Downing Street has spent more than £2.6m on fitting out a new media briefing room, it has emerged.
No 10 plans to start televised daily press conferences, like those held at the White House - to be fronted by spokeswoman Allegra Stratton.
The Cabinet Office said the spending "is in the public interest" as it will "increase public accountability and transparency."
Labour said it reflected "Boris Johnson's warped priorities".
It comes as further details emerged about plans to renovate Mr Johnson's Number 10 flat, including possibly asking the public to donate to it.
The Cabinet Office issued a breakdown of spending on the briefing room, which totalled £2,607,767.67.
The release was a response to a Freedom of Information request made by the Press Association news agency.
The money had been spent to allow various news organisations to broadcast from No 9 Downing Street, the Cabinet Office said.
"This will necessarily require one-off capital works, including audio-visual equipment, internet infrastructure, electrical works and lighting," a spokesperson said.
They added that "spending on maintenance and technical facilities reflects that 9 Downing Street is a Grade I listed building."
Labour's Angela Rayner contrasted the spending to the government's proposed 1% pay rise for NHS nurses.
The party's deputy leader said: "It would take around 100 years for a newly qualified nurse to get paid this kind of money.

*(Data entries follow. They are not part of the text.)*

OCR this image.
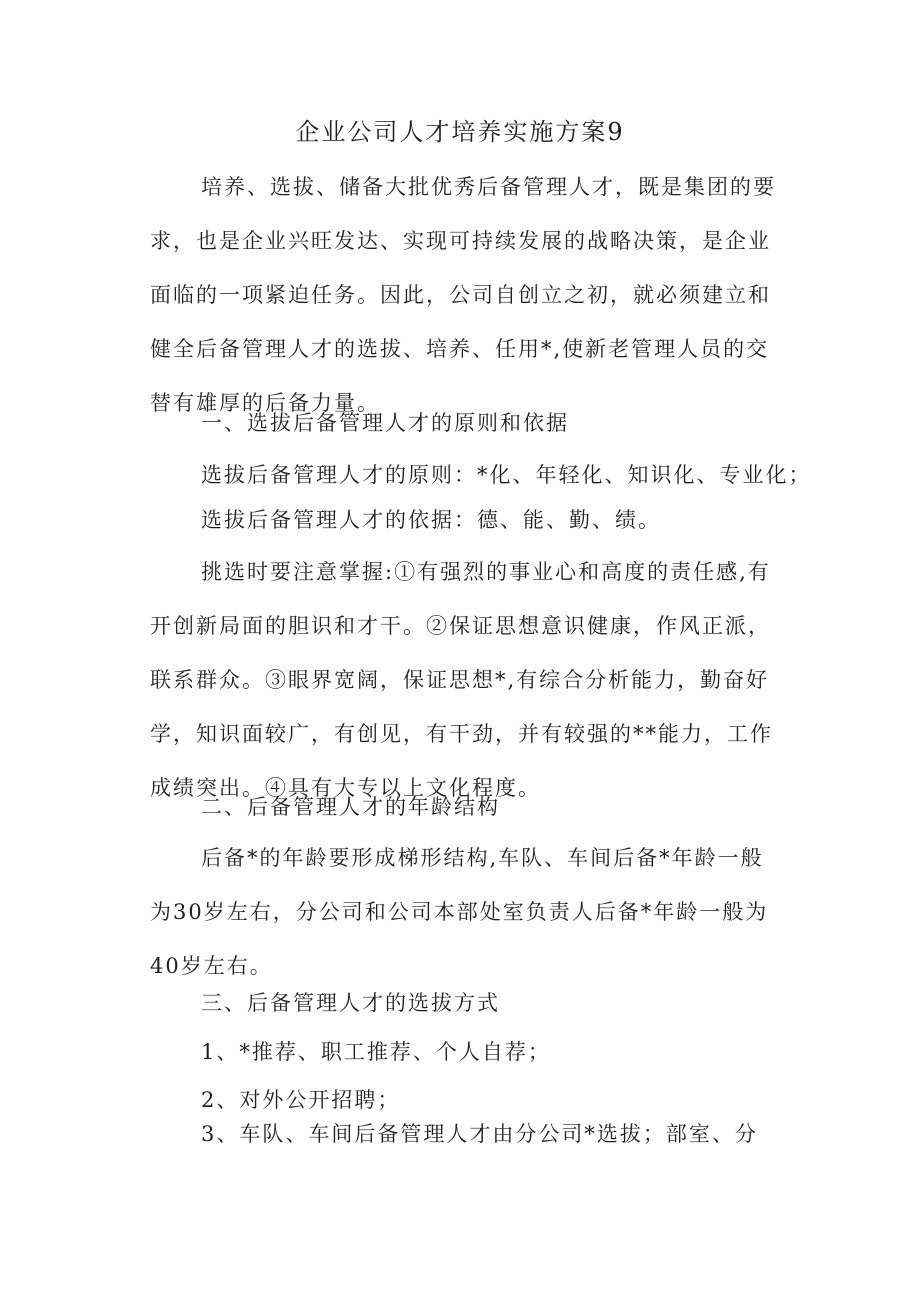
企业公司人才培养实施方案9

培养、选拔、储备大批优秀后备管理人才，既是集团的要求，也是企业兴旺发达、实现可持续发展的战略决策，是企业面临的一项紧迫任务。因此，公司自创立之初，就必须建立和健全后备管理人才的选拔、培养、任用*,使新老管理人员的交替有雄厚的后备力量。

一、选拔后备管理人才的原则和依据

选拔后备管理人才的原则：*化、年轻化、知识化、专业化；

选拔后备管理人才的依据：德、能、勤、绩。

挑选时要注意掌握:①有强烈的事业心和高度的责任感,有开创新局面的胆识和才干。②保证思想意识健康，作风正派，联系群众。③眼界宽阔，保证思想*,有综合分析能力，勤奋好学，知识面较广，有创见，有干劲，并有较强的**能力，工作成绩突出。④具有大专以上文化程度。

二、后备管理人才的年龄结构

后备*的年龄要形成梯形结构,车队、车间后备*年龄一般为30岁左右，分公司和公司本部处室负责人后备*年龄一般为40岁左右。

三、后备管理人才的选拔方式

1、*推荐、职工推荐、个人自荐；

2、对外公开招聘；

3、车队、车间后备管理人才由分公司*选拔；部室、分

"It sums up Boris Johnson's warped priorities that he can find millions for vanity projects, while picking the pockets of NHS workers.
"Our NHS heroes deserve a fair pay rise after all they have done for us."
New press secretary
The FOI release detailed spending of over £1.8m for the "main works", nearly £200,000 for "long lead items", and more than £33,000 for broadband equipment.
The new briefings were expected to begin in the autumn, but have been delayed because of the pandemic.
They will be held by the prime minister's press secretary, Allegra Stratton.
An advert for her taxpayer-funded role said the salary would be based on experience, but reports suggested pay would be around £100,000 a year.
At the moment, political reporters based in Parliament, known as lobby correspondents, have daily briefings with the prime minister's official spokesperson, but they are not televised.